I dunno....Henry Miller seemed to have it right. Of course I am paraphrasing tons. He basically insisted that writers write to act as a God on a tiny stage, given that they cannot control the cruel and loveless universe around them. Miller also speculated that others read stories with the subconsious drive to ridicule and judge the maker for making.

Ello said...

I love that you said a story is a conscious dream. First because it is a beautiful line which I shall steal (but will credit you of course) and secondly because I really do believe that. I think I have better day dreams then night dreams and that is why I'm a writer, does that make sense?

jjdebenedictis said...

Conduit: That's really interesting about Stephen King (and you) and dreaming. I'd never heard that before, and it does appear to give credence to there being a connection. Cool! Thanks for adding such an interesting tidbit to the discussion.

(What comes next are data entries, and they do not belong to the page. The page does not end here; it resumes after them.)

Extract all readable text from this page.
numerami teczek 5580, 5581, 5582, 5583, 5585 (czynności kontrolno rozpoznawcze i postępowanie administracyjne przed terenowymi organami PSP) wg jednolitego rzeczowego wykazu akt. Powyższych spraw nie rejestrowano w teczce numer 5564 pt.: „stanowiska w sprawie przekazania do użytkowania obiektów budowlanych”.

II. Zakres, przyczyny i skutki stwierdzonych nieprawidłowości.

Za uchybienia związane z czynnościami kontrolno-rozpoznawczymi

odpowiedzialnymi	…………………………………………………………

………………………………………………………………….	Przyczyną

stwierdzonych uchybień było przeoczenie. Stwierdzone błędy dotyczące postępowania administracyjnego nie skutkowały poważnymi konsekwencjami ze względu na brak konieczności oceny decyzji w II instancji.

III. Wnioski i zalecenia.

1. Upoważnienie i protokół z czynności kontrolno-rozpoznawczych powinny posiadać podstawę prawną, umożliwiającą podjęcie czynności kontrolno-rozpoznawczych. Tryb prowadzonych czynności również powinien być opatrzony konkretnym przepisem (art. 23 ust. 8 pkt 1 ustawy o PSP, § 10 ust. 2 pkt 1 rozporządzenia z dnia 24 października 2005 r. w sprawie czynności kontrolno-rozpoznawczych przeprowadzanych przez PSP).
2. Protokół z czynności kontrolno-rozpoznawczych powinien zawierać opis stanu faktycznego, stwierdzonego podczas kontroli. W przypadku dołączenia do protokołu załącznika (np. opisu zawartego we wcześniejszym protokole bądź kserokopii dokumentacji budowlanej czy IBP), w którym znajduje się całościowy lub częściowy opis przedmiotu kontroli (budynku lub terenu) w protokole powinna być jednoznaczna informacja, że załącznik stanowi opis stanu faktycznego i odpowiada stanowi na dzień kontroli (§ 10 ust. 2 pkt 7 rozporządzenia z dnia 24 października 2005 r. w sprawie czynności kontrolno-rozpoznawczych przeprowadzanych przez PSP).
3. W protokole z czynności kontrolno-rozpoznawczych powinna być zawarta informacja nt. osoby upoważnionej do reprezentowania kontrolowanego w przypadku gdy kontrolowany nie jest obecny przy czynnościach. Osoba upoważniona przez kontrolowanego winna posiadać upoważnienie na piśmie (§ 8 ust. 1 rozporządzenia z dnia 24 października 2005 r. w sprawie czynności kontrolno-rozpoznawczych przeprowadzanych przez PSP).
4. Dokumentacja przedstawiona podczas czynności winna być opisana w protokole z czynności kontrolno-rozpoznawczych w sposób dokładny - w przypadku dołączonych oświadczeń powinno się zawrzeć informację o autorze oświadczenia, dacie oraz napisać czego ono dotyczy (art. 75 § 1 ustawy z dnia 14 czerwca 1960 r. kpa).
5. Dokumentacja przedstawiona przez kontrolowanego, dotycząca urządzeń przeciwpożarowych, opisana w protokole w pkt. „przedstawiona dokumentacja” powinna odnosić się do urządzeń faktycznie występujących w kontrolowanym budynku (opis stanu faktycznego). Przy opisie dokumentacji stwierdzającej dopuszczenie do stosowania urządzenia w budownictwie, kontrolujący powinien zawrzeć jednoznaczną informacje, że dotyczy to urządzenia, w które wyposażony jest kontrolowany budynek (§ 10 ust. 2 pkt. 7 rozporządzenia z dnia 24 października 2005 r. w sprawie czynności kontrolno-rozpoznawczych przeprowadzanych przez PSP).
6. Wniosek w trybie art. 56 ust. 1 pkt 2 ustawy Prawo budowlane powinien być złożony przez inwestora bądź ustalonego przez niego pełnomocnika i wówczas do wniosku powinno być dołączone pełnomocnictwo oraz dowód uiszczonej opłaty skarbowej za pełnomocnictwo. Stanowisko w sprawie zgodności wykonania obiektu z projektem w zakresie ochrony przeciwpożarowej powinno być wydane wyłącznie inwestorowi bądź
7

Travis: Definitely; establishing reader-empathy for the protagonist is so important that it makes you think that's the point of reading novels--to get inside another person's head and experience what they do. Great point!

Mom in Scrubs: I'm always fascinated by the point where science and art collide. I really want to know, on a biological level, why we create art and why we respond to it. Pity that biology wasn't my field!

Illana: *waves* Hi and welcome! I'm not familiar with Mr. Miller's work, but he seems to be reading a lot of motivations into the process that I don't see. Then again, maybe I'm just too much of a geek. I tend to be more interested in the brain science angle of it rather than the psychology.

Still, the psychology of why we create art is pretty fascinating too. I'll have to read up on Mr. Miller now, so thank you for bringing up his name!

Ello: Ooh! I said something good enough to steal? Awesome-sauce! :-D

I have really great night dreams, but they don't make logical sense to my conscious mind. I think my day dreams are more satisfying as far as entertainment goes--so yes! What you said makes perfect sense. I completely agree.

Lisa said...

I think this goes hand in hand with the theory that some of our best writing/problem solving comes from the unconscious. Robert Olen Butler's book FROM WHERE WE DREAM is one of my favorite writing books. He maintains that the worst stories come from having ideas and the best come from what he calls "dreamstorming".

jjdebenedictis said...

Lisa: "[D]reamstorming". I love that phrase! And that sounds like a really interesting writing book; I'm going to have to try to find that one. Thanks for mentioning it!